Child hunger: how a pharmaceutical company will end it

What has ‘Plant a seed and Watch it grow’ have to do with a medical column?

In one word, plenty!

One of today’s medical disasters is that many children in this country are hungry and poor. Finally, a major pharmaceutical company has come up with a novel idea to eliminate this shameful social condition. According to the World Health Organization, malnutrition is the greatest threat to public health.

Canada, unlike many of its G8 counterparts, has no national child nutrition program.

So, one in seven children live in poverty and hunger with increased risk of a variety of health problems.

In the U.S., the Department of Agriculture says nine out of 10 Americans are deficient in potassium, eight out of 10 in Vitamin E, seven out of 10 in calcium, and 50% in Vitamin A, C and magnesium.

Studies show that fruits and vegetables contain fewer nutrients than 50 years ago.

Potatoes, which I die for, have lost 100% of Vitamin A, 57% of Vitamin C and iron, and 28 % of calcium.

You don’t require an MBA degree in agriculture to conclude that mineral deficient soil grows mineral deficient foods. A sick soil means sick plants, sick animals and sick people.

So how is Natural Factors of Vancouver, Canada’s prime natural remedy manufacturer, attempting to solve this dilemma?

It plans to create a healthier generation of children, ones that connect to the land by planting seeds and watching them grow.
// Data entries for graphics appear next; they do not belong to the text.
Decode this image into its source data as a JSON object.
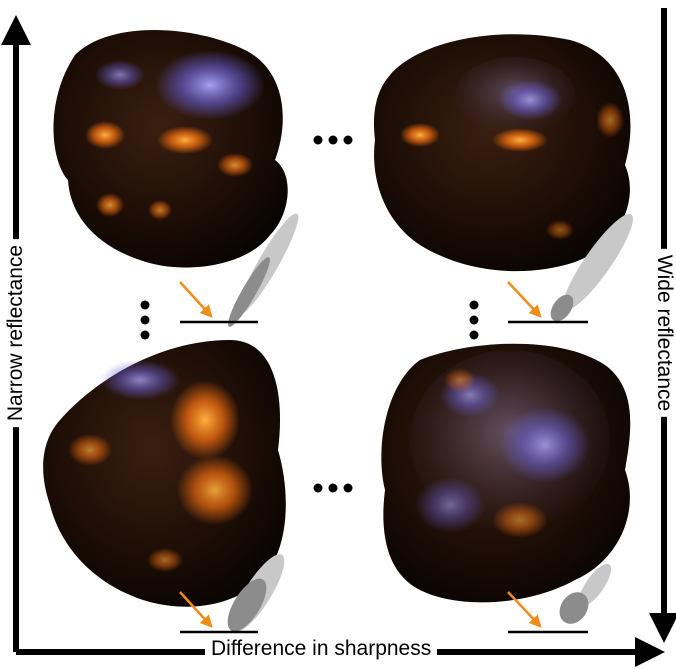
{
  "labels": {
    "x_axis": "Difference in sharpness",
    "left_axis": "Narrow reflectance",
    "right_axis": "Wide reflectance"
  },
  "colors": {
    "incident_arrow": "#f08c1a",
    "lobe_outer": "#c8c8c8",
    "lobe_inner": "#8c8c8c",
    "object_base": "#1a0c05",
    "highlight_warm": "#ff7a1a",
    "highlight_cool": "#8a80ff"
  },
  "panels": [
    {
      "name": "top-left",
      "reflectance": "narrow",
      "sharpness": "low"
    },
    {
      "name": "top-right",
      "reflectance": "wide",
      "sharpness": "low"
    },
    {
      "name": "bottom-left",
      "reflectance": "narrow",
      "sharpness": "high"
    },
    {
      "name": "bottom-right",
      "reflectance": "wide",
      "sharpness": "high"
    }
  ]
}
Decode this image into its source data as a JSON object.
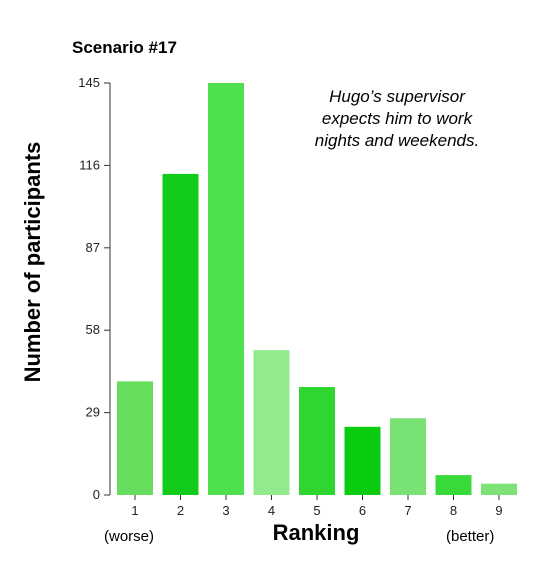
{
  "chart_data": {
    "type": "bar",
    "title": "Scenario #17",
    "xlabel": "Ranking",
    "ylabel": "Number of participants",
    "categories": [
      "1",
      "2",
      "3",
      "4",
      "5",
      "6",
      "7",
      "8",
      "9"
    ],
    "values": [
      40,
      113,
      145,
      51,
      38,
      24,
      27,
      7,
      4
    ],
    "yticks": [
      0,
      29,
      58,
      87,
      116,
      145
    ],
    "ylim": [
      0,
      145
    ],
    "x_end_labels": {
      "left": "(worse)",
      "right": "(better)"
    },
    "annotation": [
      "Hugo’s supervisor",
      "expects him to work",
      "nights and weekends."
    ],
    "bar_colors": [
      "#66dd5c",
      "#12cc1c",
      "#4ee04e",
      "#93ea8e",
      "#2ed62f",
      "#09cc11",
      "#79e274",
      "#3ad93a",
      "#7fe277"
    ],
    "grid": false,
    "legend": "none"
  }
}
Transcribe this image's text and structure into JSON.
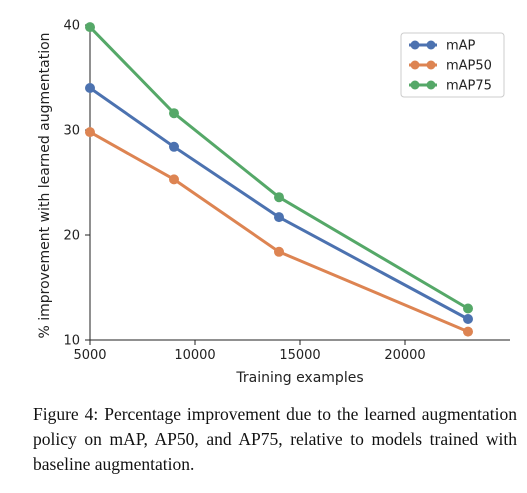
{
  "chart_data": {
    "type": "line",
    "x": [
      5000,
      9000,
      14000,
      23000
    ],
    "series": [
      {
        "name": "mAP",
        "values": [
          34.0,
          28.4,
          21.7,
          12.0
        ],
        "color": "#4c72b0"
      },
      {
        "name": "mAP50",
        "values": [
          29.8,
          25.3,
          18.4,
          10.8
        ],
        "color": "#dd8452"
      },
      {
        "name": "mAP75",
        "values": [
          39.8,
          31.6,
          23.6,
          13.0
        ],
        "color": "#55a868"
      }
    ],
    "xlabel": "Training examples",
    "ylabel": "% improvement with learned augmentation",
    "xlim": [
      5000,
      25000
    ],
    "ylim": [
      10,
      40
    ],
    "xticks": [
      5000,
      10000,
      15000,
      20000
    ],
    "yticks": [
      10,
      20,
      30,
      40
    ],
    "grid": false,
    "legend_position": "top-right"
  },
  "caption": "Figure 4: Percentage improvement due to the learned augmentation policy on mAP, AP50, and AP75, relative to models trained with baseline augmentation."
}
A typical example is Natural Factors sponsorship of Vancouver’s Sutherland Secondary School market garden. The garden created on school grounds uses organic practices and intensive planting techniques to maximize productivity of the space. Studies show that children thrive when outside interacting with nature, watching their seeds grow.

Today, with so many concerned about the warming of our planet, such gardens will increase green space, reduce heat, and decrease carbon emissions.

And provide opportunity for children to eat more local vegetables and fruit along with physical activity.

My congratulations go Roland Gahler, president of Natural Factors, for giving this tragedy the attention it deserves. I sadly admit I’m a guilty party.

For 40 years I’ve reported that obese children usually become obese adults. This leads to the epidemic of Type 2 diabetes and its disastrous complications, eventually triggering the epidemic of coronary attack.

So it’s good to be reminded that the other extreme, inadequate nutrition is also a medical time-bomb.

Malnourished children, short of vitamins and minerals may be small in stature, suffer from fatigue, bleeding gums, anemia, aching bones and joints, night blindness, skin troubles and are more susceptible to infection.

Natural Factors wants to establish community gardens for children across the country, for them to plant seeds and watch them grow.

The company will pay for seeds and all administrative costs related to the garden. Ideally, gardens should be established on school properties, but not necessarily.

In my teens I planted potato and tomato seeds in the back lawn of our home and carefully provided them with water. I remember the excitement of seeing the tomatoes grow and digging up potatoes. It produced a proud feeling of being part of their growth along with the pleasure of eating my favourite foods.

I was too busy to return to growing vegetables when I finally opened a surgical practice in Toronto, but now my mind wanders back to a small elementary school in Chippawa, Ontario, attended by all my children.

Maybe you’ve guessed what I’m thinking.

I’d like to see if a garden can be established at the school. If readers share my view that poor nutrition of our children should be past history, and want to become involved, see the web site www.seewhatgrows.org

This project will have another effect.

I recall the story of an inner city child being asked, “Where does milk come from?” He replied, “The corner store.” What a shame he had never seen a cow or planted a seed and watched it grow.